One of the first areas I started reading about when I was pondering keto was keto and athletic performance. When I boiled it all down, what I got out of it was most people don’t need to do anything in terms or carb reloading. Sounded like some of the hardcore might benefit but as @240lbfatloss pointed out, it seemed the simple carbs were recommended. I saw gummy bears repeatedly mentioned. @240lbfatloss mentioned smarties … probably 6 of one half a dozen of another.

Something else to consider … a lot of the “science” put out there by the heavy lifting or bodybuilding crowd is written by genetically gifted people who would be successful despite the regimen they were following simly because they were genetically gifted.

I guess the question I would ask myself is: “What is it about my personal situation that makes this necessary?”.


(Ken) #7

All very true, it’s subject to the individual. Carb intake is based on the metabolic state.
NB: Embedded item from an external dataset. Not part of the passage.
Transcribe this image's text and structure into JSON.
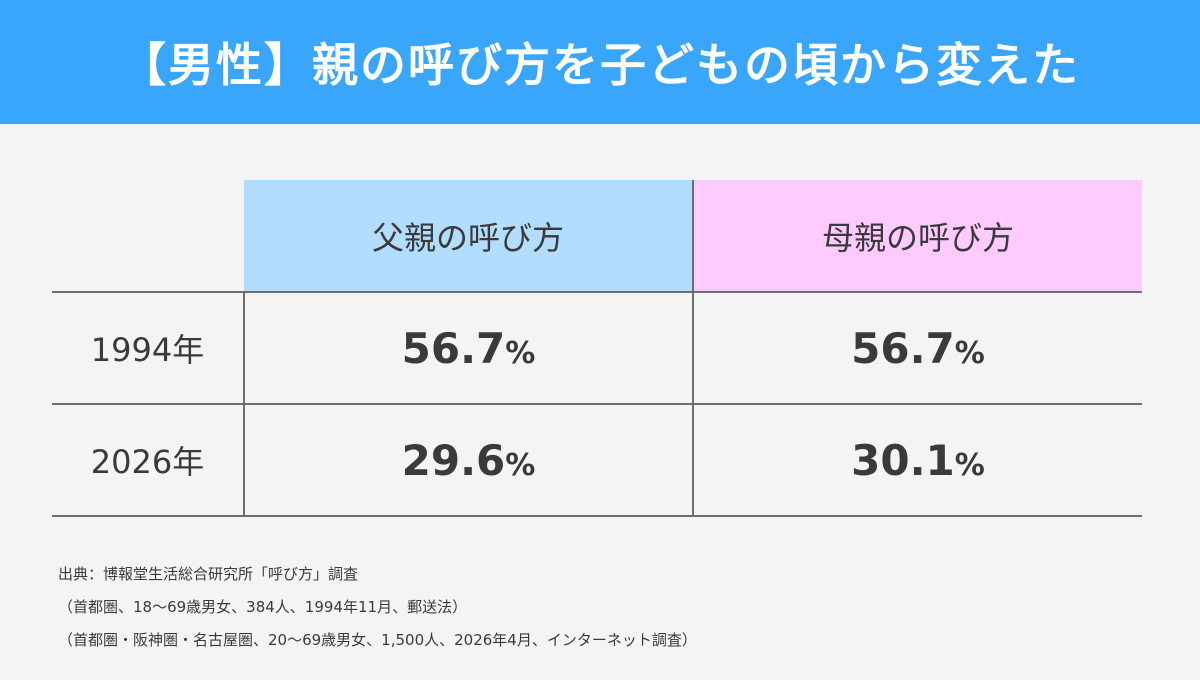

If you’re not experiencing indications of a slowdown due to a Starvation Response, you certainly don’t need to add them in.

As far as bodybuilders, you do have to remember that those that genetically carry low subcutaneous levels of fat are attracted to the sport, as muscular definition is required. The often paradox is that the same individuals often have a strong Myostatin response, limiting their ability to gain muscle. (Hardgainers) Hence the prevalence of Gear.


(Rob) #8

<* Slightly Off Topic Alert /> There’s a term i haven’t heard in quite a while. I have a couple of books by Stuart McRobert who wrote on the subject.


(Banting & Yudkin & Atkins & Eadeses & Cordain & Taubes & Volek & Naiman & Bikman ) #9

Protein is probably better, especially given that many folks here are concerned about the insulinogenic properties of whey. It might be that the gym Bros and meatheads figures something right.

But maybe before HIIT, rather than after, as you do need to digest, and even fast whey takes about half an hour to reach your bloodstream.


#10

You might want to clarify that you mean the American version of Smarties, there. The version elsewhere in the world is milk chocolate buttons covered in a coloured sugar coating (similar to the brown M&Ms, but a bit bigger). I got very confused by your post until I Googled for images… :slight_smile:

Having said that, I’m not sure advocating consumption of pure sugar sweets is something we should be doing, even after exercise. The insulin spike from that can’t possibly be good for anyone doing keto, surely.


(Doug) #11

:sunglasses: Exactly.

I think one’s intents and concerns matter here. If one is not wanting to lose weight/burn fat, then some protein and fat soon after working out fits pretty well. But if one wants to burn body fat, then I’d say don’t eat anything for a while. Exercise, especially high-intensity exercise, makes for some of the fastest fat-burning afterwards, as that gluconeogenesis and glycogen replacement proceeds rapidly for a while, from what I’ve read.


(Ken) #12

Yeah, I’m no “Spring Chicken”. But I’m not ancient either.


(Ken) #13

Yes, correct. Smarties are similar to Sweet Tarts. Which are Dextrose as well.

Meh, eating fruit after training is nearly the same, fruits have glucose, it’s just that their fructose requires fructokinase to break down into glucose, so a minor digestive process is required.


(Ken) #14

Carb refeeds/glycogen recompensations are not for the muscles.I personally don’t buy into the concept that “carbs transport protein” into the muscles. At least it being more effective than fat based nutrition. What carbs are for is to address metabolic issues in people who are very active and/or training. You could also mitigate the metabolic response by reducing activity.